I have to read set of csv files which have 5 columns like name, age, address, type and distance. As these column names are string and I want to iterate them in my pandas df. I have created a class that store name with a variable so that if a name change in these files, I just need to update this in one location and work for all case.
class PersonDetailName:
name = "name"
age = "age"
type = "type"
address = "address"
distance = "distance"
Now to access this in iteration I can directly call it like row[PersonDetailName.name"]
and it can handle the name automatically.

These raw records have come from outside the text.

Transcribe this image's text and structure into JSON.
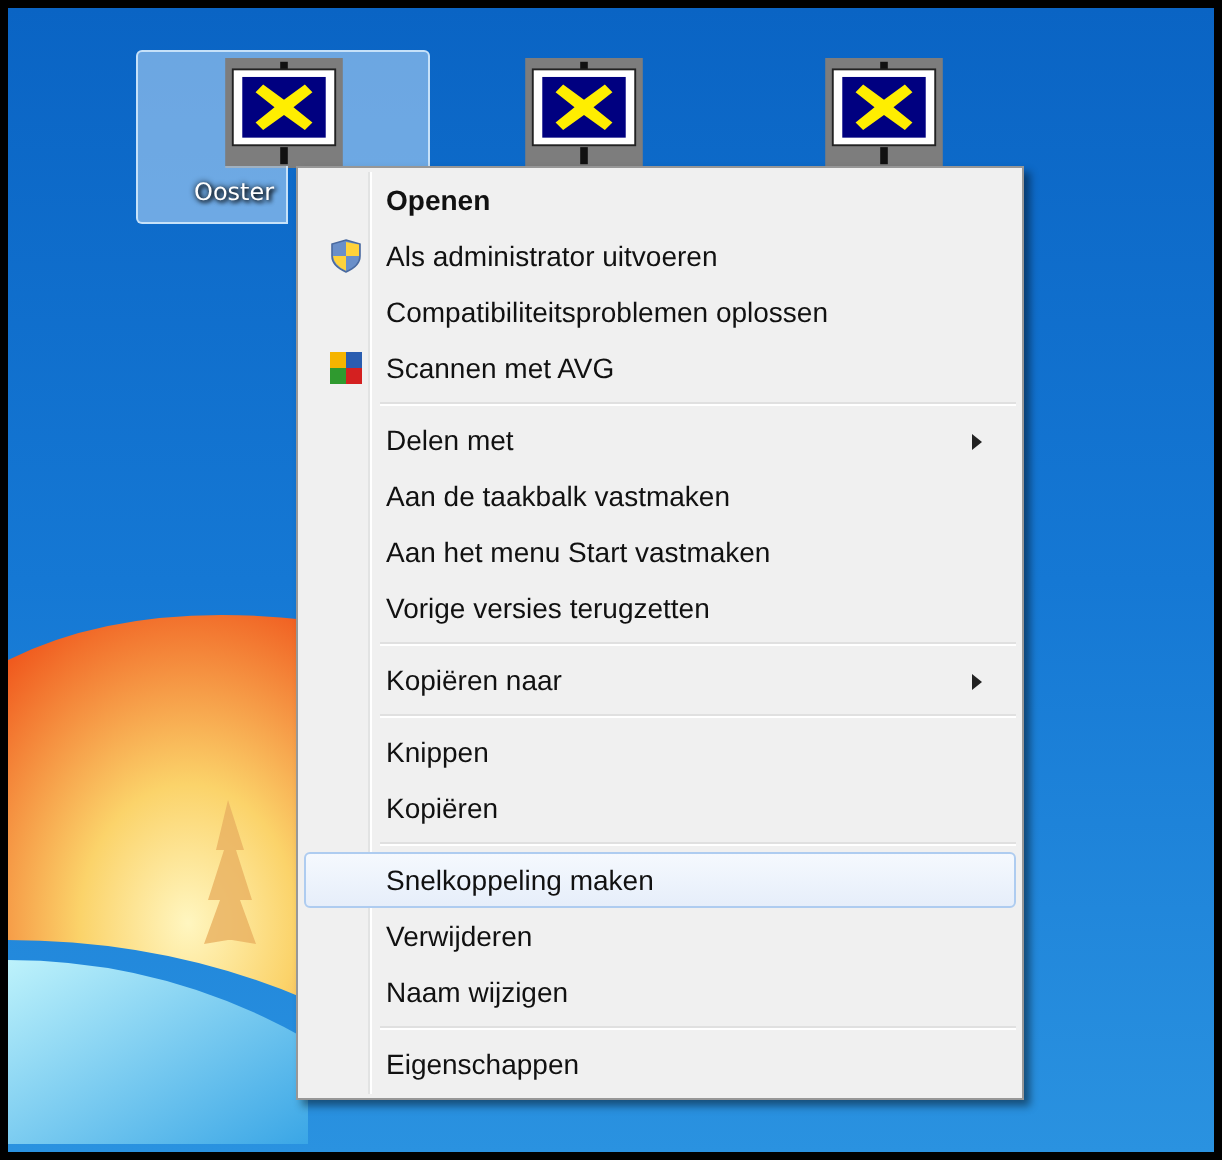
{
  "desktop_icons": [
    {
      "label": "Ooster",
      "selected": true
    },
    {
      "selected": false
    },
    {
      "selected": false
    }
  ],
  "context_menu": {
    "groups": [
      [
        {
          "label": "Openen",
          "kind": "plain",
          "default": true,
          "selected": false
        },
        {
          "label": "Als administrator uitvoeren",
          "kind": "shield",
          "selected": false
        },
        {
          "label": "Compatibiliteitsproblemen oplossen",
          "kind": "plain",
          "selected": false
        },
        {
          "label": "Scannen met AVG",
          "kind": "scan",
          "selected": false
        }
      ],
      [
        {
          "label": "Delen met",
          "kind": "plain",
          "submenu": true,
          "selected": false
        },
        {
          "label": "Aan de taakbalk vastmaken",
          "kind": "plain",
          "selected": false
        },
        {
          "label": "Aan het menu Start vastmaken",
          "kind": "plain",
          "selected": false
        },
        {
          "label": "Vorige versies terugzetten",
          "kind": "plain",
          "selected": false
        }
      ],
      [
        {
          "label": "Kopiëren naar",
          "kind": "plain",
          "submenu": true,
          "selected": false
        }
      ],
      [
        {
          "label": "Knippen",
          "kind": "plain",
          "selected": false
        },
        {
          "label": "Kopiëren",
          "kind": "plain",
          "selected": false
        }
      ],
      [
        {
          "label": "Snelkoppeling maken",
          "kind": "plain",
          "selected": true
        },
        {
          "label": "Verwijderen",
          "kind": "plain",
          "selected": false
        },
        {
          "label": "Naam wijzigen",
          "kind": "plain",
          "selected": false
        }
      ],
      [
        {
          "label": "Eigenschappen",
          "kind": "plain",
          "selected": false
        }
      ]
    ]
  }
}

If some files which still have these five fields however instead of age they have personAge
and for address they have FullAddress
. How can I handle this without changing much in the code. My approaches for this are:
Dynamic Column Name Mapping
class PaymentDetailName:
age = "age"
address = "address"
dynamic_col_name_mapping = {
"type1": {"PersonAge", "PersonAddress"},
"type2": {"PersonAge1", "PersonAddress1"},
"default": {"age", "address"}
}
@classmethod
def update_payment_name(cls, type):
cls.age, cls.address = cls.dynamic_col_name_mapping[type]

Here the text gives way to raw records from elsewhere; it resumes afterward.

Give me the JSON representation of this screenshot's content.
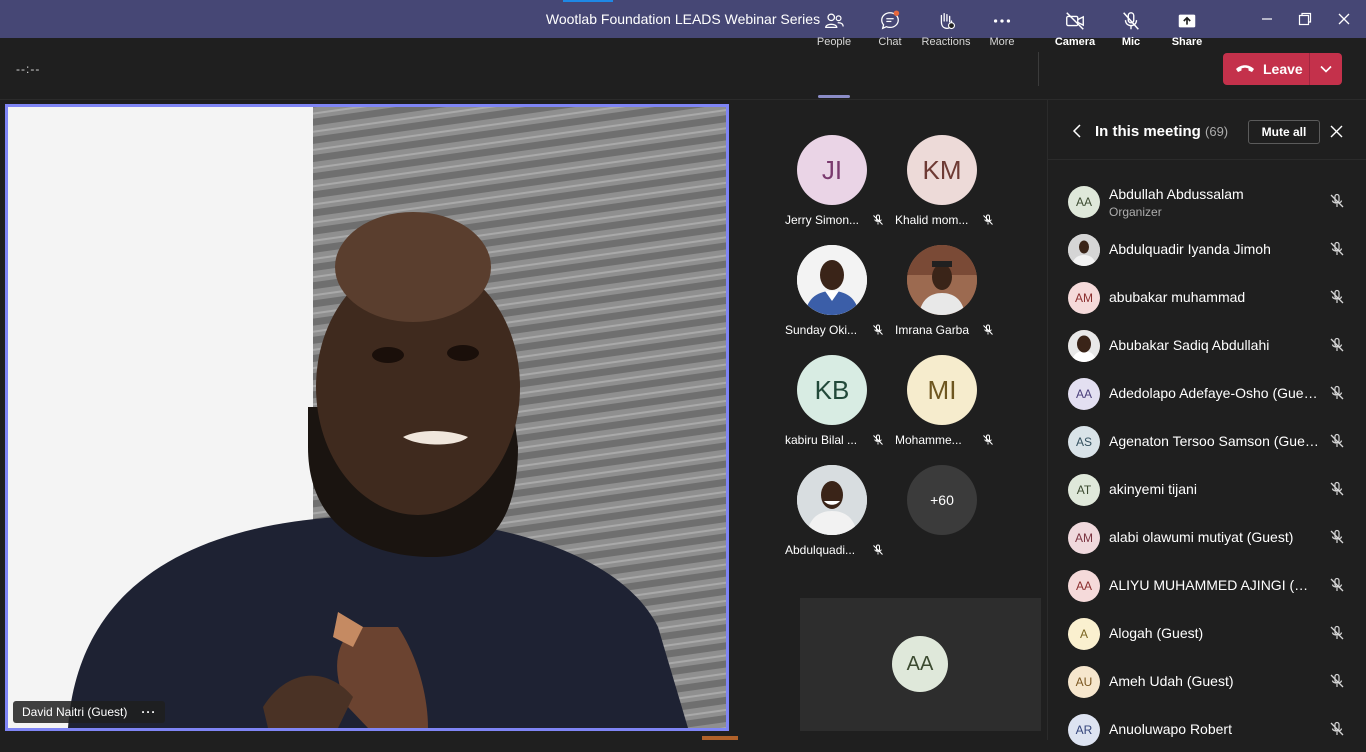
{
  "window": {
    "title": "Wootlab Foundation LEADS Webinar Series"
  },
  "toolbar": {
    "timer": "--:--",
    "people": "People",
    "chat": "Chat",
    "reactions": "Reactions",
    "more": "More",
    "camera": "Camera",
    "mic": "Mic",
    "share": "Share",
    "leave": "Leave"
  },
  "stage": {
    "name": "David Naitri (Guest)",
    "more": "···"
  },
  "gallery": {
    "tiles": [
      {
        "initials": "JI",
        "name": "Jerry Simon...",
        "bg": "#ead4e6",
        "fg": "#7a3a6e"
      },
      {
        "initials": "KM",
        "name": "Khalid mom...",
        "bg": "#eddad8",
        "fg": "#6e3a34"
      },
      {
        "initials": "",
        "name": "Sunday Oki...",
        "bg": "#f3f3f3",
        "fg": "#333333"
      },
      {
        "initials": "",
        "name": "Imrana Garba",
        "bg": "#8c5a44",
        "fg": "#ffffff"
      },
      {
        "initials": "KB",
        "name": "kabiru Bilal ...",
        "bg": "#d8ece3",
        "fg": "#22493a"
      },
      {
        "initials": "MI",
        "name": "Mohamme...",
        "bg": "#f6eccd",
        "fg": "#6e5620"
      },
      {
        "initials": "",
        "name": "Abdulquadi...",
        "bg": "#d8dde0",
        "fg": "#333333"
      }
    ],
    "more": "+60",
    "self_initials": "AA"
  },
  "panel": {
    "title": "In this meeting",
    "count": "(69)",
    "mute_all": "Mute all",
    "participants": [
      {
        "initials": "AA",
        "name": "Abdullah Abdussalam",
        "role": "Organizer",
        "bg": "#dfe8da",
        "fg": "#3b4a30"
      },
      {
        "initials": "",
        "name": "Abdulquadir Iyanda Jimoh",
        "role": "",
        "bg": "#c9c9c9",
        "fg": "#333333"
      },
      {
        "initials": "AM",
        "name": "abubakar muhammad",
        "role": "",
        "bg": "#f5dada",
        "fg": "#8a2e2e"
      },
      {
        "initials": "",
        "name": "Abubakar Sadiq Abdullahi",
        "role": "",
        "bg": "#7a5a45",
        "fg": "#ffffff"
      },
      {
        "initials": "AA",
        "name": "Adedolapo Adefaye-Osho (Guest)",
        "role": "",
        "bg": "#e3dff1",
        "fg": "#4a3e7a"
      },
      {
        "initials": "AS",
        "name": "Agenaton Tersoo Samson (Guest)",
        "role": "",
        "bg": "#d9e3e8",
        "fg": "#33505e"
      },
      {
        "initials": "AT",
        "name": "akinyemi tijani",
        "role": "",
        "bg": "#dfe8da",
        "fg": "#3b4a30"
      },
      {
        "initials": "AM",
        "name": "alabi olawumi mutiyat (Guest)",
        "role": "",
        "bg": "#f0d9dd",
        "fg": "#7a3340"
      },
      {
        "initials": "AA",
        "name": "ALIYU MUHAMMED AJINGI (Gu...",
        "role": "",
        "bg": "#f5dada",
        "fg": "#8a2e2e"
      },
      {
        "initials": "A",
        "name": "Alogah (Guest)",
        "role": "",
        "bg": "#faf0cf",
        "fg": "#7a6420"
      },
      {
        "initials": "AU",
        "name": "Ameh Udah (Guest)",
        "role": "",
        "bg": "#f6e6cd",
        "fg": "#7a5520"
      },
      {
        "initials": "AR",
        "name": "Anuoluwapo Robert",
        "role": "",
        "bg": "#dde3f1",
        "fg": "#34447a"
      }
    ]
  },
  "colors": {
    "accent": "#7f85f5",
    "titlebar": "#464775",
    "leave": "#c4314b",
    "background": "#1f1f1f"
  }
}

Updating name list in iterator
age, address = PaymentDetailName.dynamic_col_name_mapping[type]
age = row[age]
type = row[PaymentDetailName.type]
I want to understand which of the solution is better and is there other method or programming knowledge I can use to make it more dynamic and less amount of code. The PaymentDetailName class should remain and rest I can update to fulfill this requirement.
Creating a base class and creating two subclass for this seems overkill to me.
Please provide your insights to make better class design.